Crucially, it also includes provisions requiring the Commons Standards Committee to come forward with proposals to implement the ban and guaranteeing time on the floor of the House for MPs to debate and vote on them.

In contrast, the more vaguely worded Government amendment simply describes the consultancy ban as “the basis of a viable approach” and supports the work of the Standards Committee to update the MPs’ code of conduct.

Cabinet minister Anne-Marie Trevelyan suggested that MPs could reasonably work up to 20 hours a week on a second job.

The International Trade Secretary told Today: “Let’s say two shifts, that would be 16 hours a week. Are we saying 10 to 20 hours a week outside your work as an MP and a parliamentarian? If that’s what you chose to do as your choice, that’s fine.”

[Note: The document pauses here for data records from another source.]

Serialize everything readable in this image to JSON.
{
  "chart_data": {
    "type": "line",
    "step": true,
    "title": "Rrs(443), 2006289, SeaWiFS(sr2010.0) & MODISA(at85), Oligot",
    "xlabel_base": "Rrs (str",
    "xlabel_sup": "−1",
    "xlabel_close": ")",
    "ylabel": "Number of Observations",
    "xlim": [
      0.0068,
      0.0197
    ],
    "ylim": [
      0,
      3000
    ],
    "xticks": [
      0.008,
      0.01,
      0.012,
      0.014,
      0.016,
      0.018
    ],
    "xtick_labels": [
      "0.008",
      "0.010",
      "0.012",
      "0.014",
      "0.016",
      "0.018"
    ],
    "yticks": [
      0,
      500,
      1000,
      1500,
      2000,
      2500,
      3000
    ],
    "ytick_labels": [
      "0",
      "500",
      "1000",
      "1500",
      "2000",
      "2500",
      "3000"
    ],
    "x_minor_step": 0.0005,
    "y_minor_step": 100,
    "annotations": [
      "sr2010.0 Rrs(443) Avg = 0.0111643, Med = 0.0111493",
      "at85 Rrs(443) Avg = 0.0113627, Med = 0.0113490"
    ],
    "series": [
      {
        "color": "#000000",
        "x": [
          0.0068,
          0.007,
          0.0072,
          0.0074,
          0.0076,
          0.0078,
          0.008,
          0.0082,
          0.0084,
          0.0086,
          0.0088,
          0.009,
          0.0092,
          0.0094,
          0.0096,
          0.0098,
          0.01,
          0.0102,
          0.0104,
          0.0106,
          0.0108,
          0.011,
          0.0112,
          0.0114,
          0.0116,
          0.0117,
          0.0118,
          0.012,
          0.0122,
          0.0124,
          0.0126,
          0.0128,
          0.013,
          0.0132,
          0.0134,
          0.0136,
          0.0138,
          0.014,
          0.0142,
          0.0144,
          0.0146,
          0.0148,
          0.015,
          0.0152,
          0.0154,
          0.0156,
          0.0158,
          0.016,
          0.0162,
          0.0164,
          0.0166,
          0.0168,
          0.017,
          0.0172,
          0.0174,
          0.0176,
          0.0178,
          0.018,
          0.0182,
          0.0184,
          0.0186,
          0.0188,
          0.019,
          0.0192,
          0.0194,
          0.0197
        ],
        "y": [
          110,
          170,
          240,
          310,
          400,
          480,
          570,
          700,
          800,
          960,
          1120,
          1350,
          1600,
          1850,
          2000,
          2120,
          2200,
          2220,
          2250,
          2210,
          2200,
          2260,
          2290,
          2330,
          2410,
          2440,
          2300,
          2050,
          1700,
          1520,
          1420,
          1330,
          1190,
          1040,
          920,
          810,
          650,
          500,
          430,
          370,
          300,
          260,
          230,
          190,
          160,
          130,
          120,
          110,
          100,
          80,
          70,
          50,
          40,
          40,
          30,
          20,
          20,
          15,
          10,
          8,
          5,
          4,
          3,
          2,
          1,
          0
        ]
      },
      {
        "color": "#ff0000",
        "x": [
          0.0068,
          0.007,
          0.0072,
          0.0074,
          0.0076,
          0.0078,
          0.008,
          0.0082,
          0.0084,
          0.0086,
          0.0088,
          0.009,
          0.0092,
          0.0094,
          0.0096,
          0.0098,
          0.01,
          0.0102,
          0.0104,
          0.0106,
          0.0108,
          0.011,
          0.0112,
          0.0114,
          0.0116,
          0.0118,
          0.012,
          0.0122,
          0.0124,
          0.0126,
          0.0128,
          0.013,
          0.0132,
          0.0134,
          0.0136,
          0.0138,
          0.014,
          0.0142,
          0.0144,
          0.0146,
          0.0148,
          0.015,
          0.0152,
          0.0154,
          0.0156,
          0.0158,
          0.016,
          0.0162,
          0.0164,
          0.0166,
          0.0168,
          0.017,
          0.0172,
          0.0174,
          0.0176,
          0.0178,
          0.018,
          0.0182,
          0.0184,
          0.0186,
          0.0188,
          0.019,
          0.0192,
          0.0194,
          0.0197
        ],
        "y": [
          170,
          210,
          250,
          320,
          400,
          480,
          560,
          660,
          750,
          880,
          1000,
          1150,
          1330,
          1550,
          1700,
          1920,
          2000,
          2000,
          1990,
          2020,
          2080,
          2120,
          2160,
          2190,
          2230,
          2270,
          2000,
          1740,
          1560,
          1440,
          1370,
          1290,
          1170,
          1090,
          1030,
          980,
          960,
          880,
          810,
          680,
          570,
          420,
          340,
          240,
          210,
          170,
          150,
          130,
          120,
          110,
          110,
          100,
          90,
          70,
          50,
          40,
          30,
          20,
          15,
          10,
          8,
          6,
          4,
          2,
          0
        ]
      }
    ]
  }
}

In a further sign of concern at standards in politics, a second Labour motion will attempt to force the Government to release minutes of meetings between ministers, officials and Randox.

Randox is the diagnostics company which employed Mr Paterson, the former cabinet minister who triggered the storm, as a consultant.

Mr Johnson told MPs he was “very happy to publish all the details of the Randox contracts, which have been investigated by the National Audit Office already”.

There is fresh scrutiny of the role of all-party parliamentary groups (APPGs) and the firms which provide support for them.

The Commons Committee on Standards launched an investigation into the groups in late 2020 and the BBC reported that an estimated £30 million has been poured into APPGs over the past five years.

The BBC investigation found that of that total, an estimated £6.4 million was donated by companies registered as lobbyists.

Tory MP Michael Fabricant said he welcomed the inquiry into the groups as “some are thought to receive large sums of money from foreign governments and companies”.